Magnetic resonance imaging
Like CT, MRI traditionally creates a two-dimensional image of a thin "slice" of the body and is therefore considered a tomographic imaging technique. Modern MRI instruments are capable of producing images in the form of 3D blocks, which may be considered a generalization of the single-slice, tomographic concept. Unlike CT, MRI does not involve the use of ionizing radiation and is therefore not associated with the same health hazards. For example, because MRI has only been in use since the early 1980s, there are no known long-term effects of exposure to strong static fields, and therefore there is no limit to the number of scans to which an individual can be subjected, in contrast with X-ray and CT. However, there are well-identified health risks associated with tissue heating from exposure to the RF field and the presence of implanted devices in the body, such as pacemakers. These risks are strictly controlled as part of the design of the instrument and the scanning protocols used.

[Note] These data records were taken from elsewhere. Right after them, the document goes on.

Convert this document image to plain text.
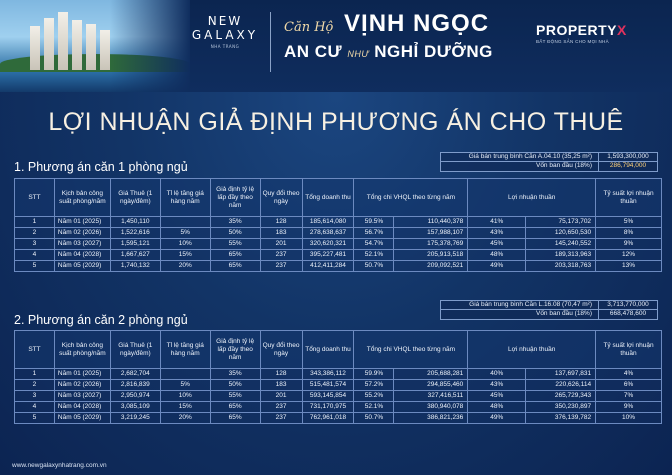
NEW
GALAXY
NHA TRANG
Căn Hộ VỊNH NGỌC
AN CƯ NHƯ NGHỈ DƯỠNG
PROPERTYX
BẤT ĐỘNG SẢN CHO MỌI NHÀ
LỢI NHUẬN GIẢ ĐỊNH PHƯƠNG ÁN CHO THUÊ
1. Phương án căn 1 phòng ngủ
Giá bán trung bình Căn A.04.10 (35,25 m²)	1,593,300,000
Vốn ban đầu (18%)	286,794,000
STT	Kịch bản công suất phòng/năm	Giá Thuê (1 ngày/đêm)	Tỉ lệ tăng giá hàng năm	Giả định tỷ lệ lấp đầy theo năm	Quy đổi theo ngày	Tổng doanh thu	Tổng chi VHQL theo từng năm		Lợi nhuận thuần		Tỷ suất lợi nhuận thuần
1	Năm 01 (2025)	1,450,110		35%	128	185,614,080	59.5%	110,440,378	41%	75,173,702	5%
2	Năm 02 (2026)	1,522,616	5%	50%	183	278,638,637	56.7%	157,988,107	43%	120,650,530	8%
3	Năm 03 (2027)	1,595,121	10%	55%	201	320,620,321	54.7%	175,378,769	45%	145,240,552	9%
4	Năm 04 (2028)	1,667,627	15%	65%	237	395,227,481	52.1%	205,913,518	48%	189,313,963	12%
5	Năm 05 (2029)	1,740,132	20%	65%	237	412,411,284	50.7%	209,092,521	49%	203,318,763	13%
2. Phương án căn 2 phòng ngủ
Giá bán trung bình Căn L.16.08 (70,47 m²)	3,713,770,000
Vốn ban đầu (18%)	668,478,600
STT	Kịch bản công suất phòng/năm	Giá Thuê (1 ngày/đêm)	Tỉ lệ tăng giá hàng năm	Giả định tỷ lệ lấp đầy theo năm	Quy đổi theo ngày	Tổng doanh thu	Tổng chi VHQL theo từng năm		Lợi nhuận thuần		Tỷ suất lợi nhuận thuần
1	Năm 01 (2025)	2,682,704		35%	128	343,386,112	59.9%	205,688,281	40%	137,697,831	4%
2	Năm 02 (2026)	2,816,839	5%	50%	183	515,481,574	57.2%	294,855,460	43%	220,626,114	6%
3	Năm 03 (2027)	2,950,974	10%	55%	201	593,145,854	55.2%	327,416,511	45%	265,729,343	7%
4	Năm 04 (2028)	3,085,109	15%	65%	237	731,170,975	52.1%	380,940,078	48%	350,230,897	9%
5	Năm 05 (2029)	3,219,245	20%	65%	237	762,961,018	50.7%	386,821,236	49%	376,139,782	10%
www.newgalaxynhatrang.com.vn
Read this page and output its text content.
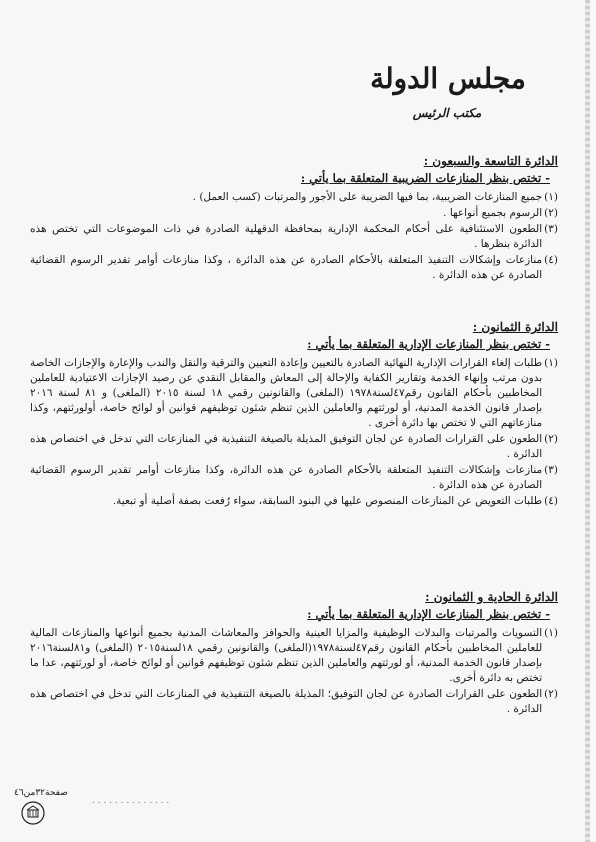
مجلس الدولة
مكتب الرئيس
الدائرة التاسعة والسبعون :
- تختص بنظر المنازعات الضريبية المتعلقة بما يأتي :
(١)
جميع المنازعات الضريبية، بما فيها الضريبة على الأجور والمرتبات (كسب العمل) .
(٢)
الرسوم بجميع أنواعها .
(٣)
الطعون الاستئنافية على أحكام المحكمة الإدارية بمحافظة الدقهلية الصادرة في ذات الموضوعات التي تختص هذه الدائرة بنظرها .
(٤)
منازعات وإشكالات التنفيذ المتعلقة بالأحكام الصادرة عن هذه الدائرة ، وكذا منازعات أوامر تقدير الرسوم القضائية الصادرة عن هذه الدائرة .
الدائرة الثمانون :
- تختص بنظر المنازعات الإدارية المتعلقة بما يأتي :
(١)
طلبات إلغاء القرارات الإدارية النهائية الصادرة بالتعيين وإعادة التعيين والترقية والنقل والندب والإعارة والإجازات الخاصة بدون مرتب وإنهاء الخدمة وتقارير الكفاية والإحالة إلى المعاش والمقابل النقدي عن رصيد الإجازات الاعتيادية للعاملين المخاطبين بأحكام القانون رقم٤٧لسنة١٩٧٨ (الملغى) والقانونين رقمي ١٨ لسنة ٢٠١٥ (الملغى) و ٨١ لسنة ٢٠١٦ بإصدار قانون الخدمة المدنية، أو لورثتهم والعاملين الذين تنظم شئون توظيفهم قوانين أو لوائح خاصة، أولورثتهم، وكذا منازعاتهم التي لا تختص بها دائرة أخرى .
(٢)
الطعون على القرارات الصادرة عن لجان التوفيق المذيلة بالصيغة التنفيذية في المنازعات التي تدخل في اختصاص هذه الدائرة .
(٣)
منازعات وإشكالات التنفيذ المتعلقة بالأحكام الصادرة عن هذه الدائرة، وكذا منازعات أوامر تقدير الرسوم القضائية الصادرة عن هذه الدائرة .
(٤)
طلبات التعويض عن المنازعات المنصوص عليها في البنود السابقة، سواء رُفعت بصفة أصلية أو تبعية.
الدائرة الحادية و الثمانون :
- تختص بنظر المنازعات الإدارية المتعلقة بما يأتي :
(١)
التسويات والمرتبات والبدلات الوظيفية والمزايا العينية والحوافز والمعاشات المدنية بجميع أنواعها والمنازعات المالية للعاملين المخاطبين بأحكام القانون رقم٤٧لسنة١٩٧٨(الملغى) والقانونين رقمي ١٨لسنة٢٠١٥ (الملغى) و٨١لسنة٢٠١٦ بإصدار قانون الخدمة المدنية، أو لورثتهم والعاملين الذين تنظم شئون توظيفهم قوانين أو لوائح خاصة، أو لورثتهم، عدا ما تختص به دائرة أخرى.
(٢)
الطعون على القرارات الصادرة عن لجان التوفيق؛ المذيلة بالصيغة التنفيذية في المنازعات التي تدخل في اختصاص هذه الدائرة .
صفحة٣٢من٤٦
. . . . . . . . . . . . . .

Because CT and MRI are sensitive to different tissue properties, the appearances of the images obtained with the two techniques differ markedly. In CT, X-rays must be blocked by some form of dense tissue to create an image, so the image quality when looking at soft tissues will be poor. In MRI, while any nucleus with a net nuclear spin can be used, the proton of the hydrogen atom remains the most widely used, especially in the clinical setting, because it is so ubiquitous and returns a large signal. This nucleus, present in water molecules, allows the excellent soft-tissue contrast achievable with MRI.

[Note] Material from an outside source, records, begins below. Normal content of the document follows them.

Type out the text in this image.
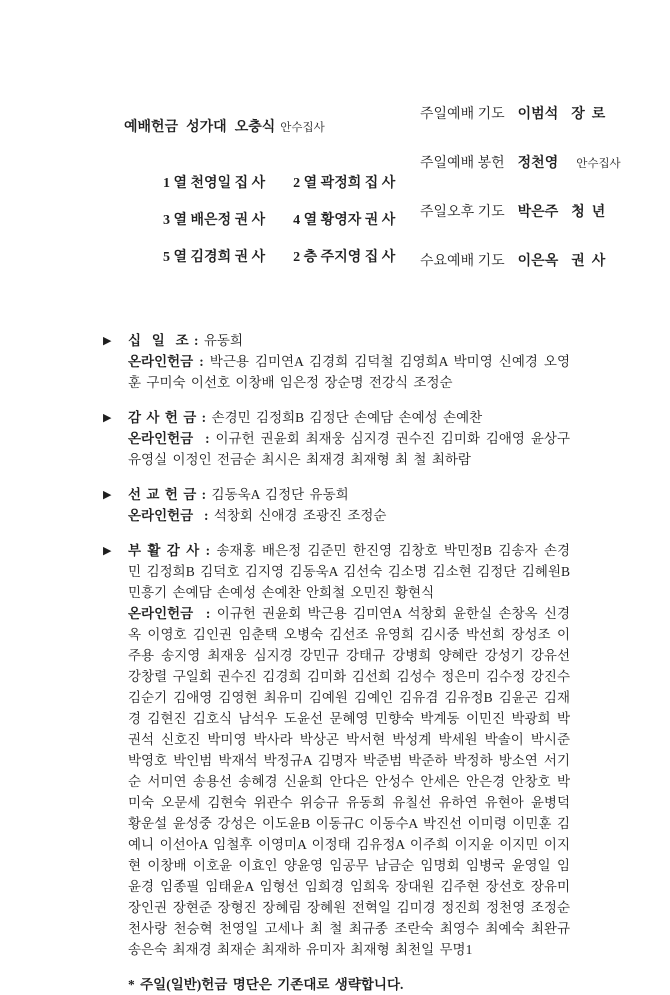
예배헌금 성가대 오충식 안수집사

1 열 천영일 집 사 2 열 곽정희 집 사
3 열 배은정 권 사 4 열 황영자 권 사
5 열 김경희 권 사 2 층 주지영 집 사
주일예배 기도 이범석 장  로
주일예배 봉헌 정천영 안수집사
주일오후 기도 박은주 청  년
수요예배 기도 이은옥 권  사
▶ 십  일  조 : 유동희
온라인헌금 : 박근용 김미연A 김경희 김덕철 김영희A 박미영 신예경 오영훈 구미숙 이선호 이창배 임은정 장순명 전강식 조정순
▶ 감 사 헌 금 : 손경민 김정희B 김정단 손예담 손예성 손예찬
온라인헌금  : 이규헌 권윤회 최재웅 심지경 권수진 김미화 김애영 윤상구 유영실 이정인 전금순 최시은 최재경 최재형 최 철 최하람
▶ 선 교 헌 금 : 김동욱A 김정단 유동희
온라인헌금  : 석창회 신애경 조광진 조정순
▶ 부 활 감 사 : 송재홍 배은정 김준민 한진영 김창호 박민정B 김송자 손경민 김정희B 김덕호 김지영 김동욱A 김선숙 김소명 김소현 김정단 김혜원B 민흥기 손예담 손예성 손예찬 안희철 오민진 황현식
온라인헌금  : 이규헌 권윤회 박근용 김미연A 석창회 윤한실 손창옥 신경옥 이영호 김인권 임춘택 오병숙 김선조 유영희 김시중 박선희 장성조 이주용 송지영 최재웅 심지경 강민규 강태규 강병희 양혜란 강성기 강유선 강창렬 구일회 권수진 김경희 김미화 김선희 김성수 정은미 김수정 강진수 김순기 김애영 김영현 최유미 김예원 김예인 김유겸 김유정B 김윤곤 김재경 김현진 김호식 남석우 도윤선 문혜영 민향숙 박계동 이민진 박광희 박권석 신호진 박미영 박사라 박상곤 박서현 박성계 박세원 박솔이 박시준 박영호 박인범 박재석 박정규A 김명자 박준범 박준하 박정하 방소연 서기순 서미연 송용선 송혜경 신윤희 안다은 안성수 안세은 안은경 안창호 박미숙 오문세 김현숙 위관수 위승규 유동희 유칠선 유하연 유현아 윤병덕 황운설 윤성중 강성은 이도윤B 이동규C 이동수A 박진선 이미령 이민훈 김예니 이선아A 임철후 이영미A 이정태 김유정A 이주희 이지윤 이지민 이지현 이창배 이호윤 이효인 양윤영 임공무 남금순 임명회 임병국 윤영일 임윤경 임종필 임태윤A 임형선 임희경 임희욱 장대원 김주현 장선호 장유미 장인권 장현준 장형진 장혜림 장혜원 전혁일 김미경 정진희 정천영 조정순 천사랑 천승혁 천영일 고세나 최 철 최규종 조란숙 최영수 최예숙 최완규 송은숙 최재경 최재순 최재하 유미자 최재형 최천일 무명1
* 주일(일반)헌금 명단은 기존대로 생략합니다.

A number of different pulse sequences can be used for specific MRI diagnostic imaging. It is possible to differentiate tissue characteristics by combining two or more of the following imaging sequences, depending on the information being sought: T1-weighted, T2-weighted, diffusion-weighted imaging, dynamic contrast enhancement, and spectroscopy. For example, imaging of prostate tumors is better accomplished using T2-MRI and DWI-MRI than T2-weighted imaging alone. The number of applications of mpMRI for detecting disease in various organs continues to expand, including liver studies, breast tumors, pancreatic tumors, and assessing the effects of vascular disruption agents on cancer tumors.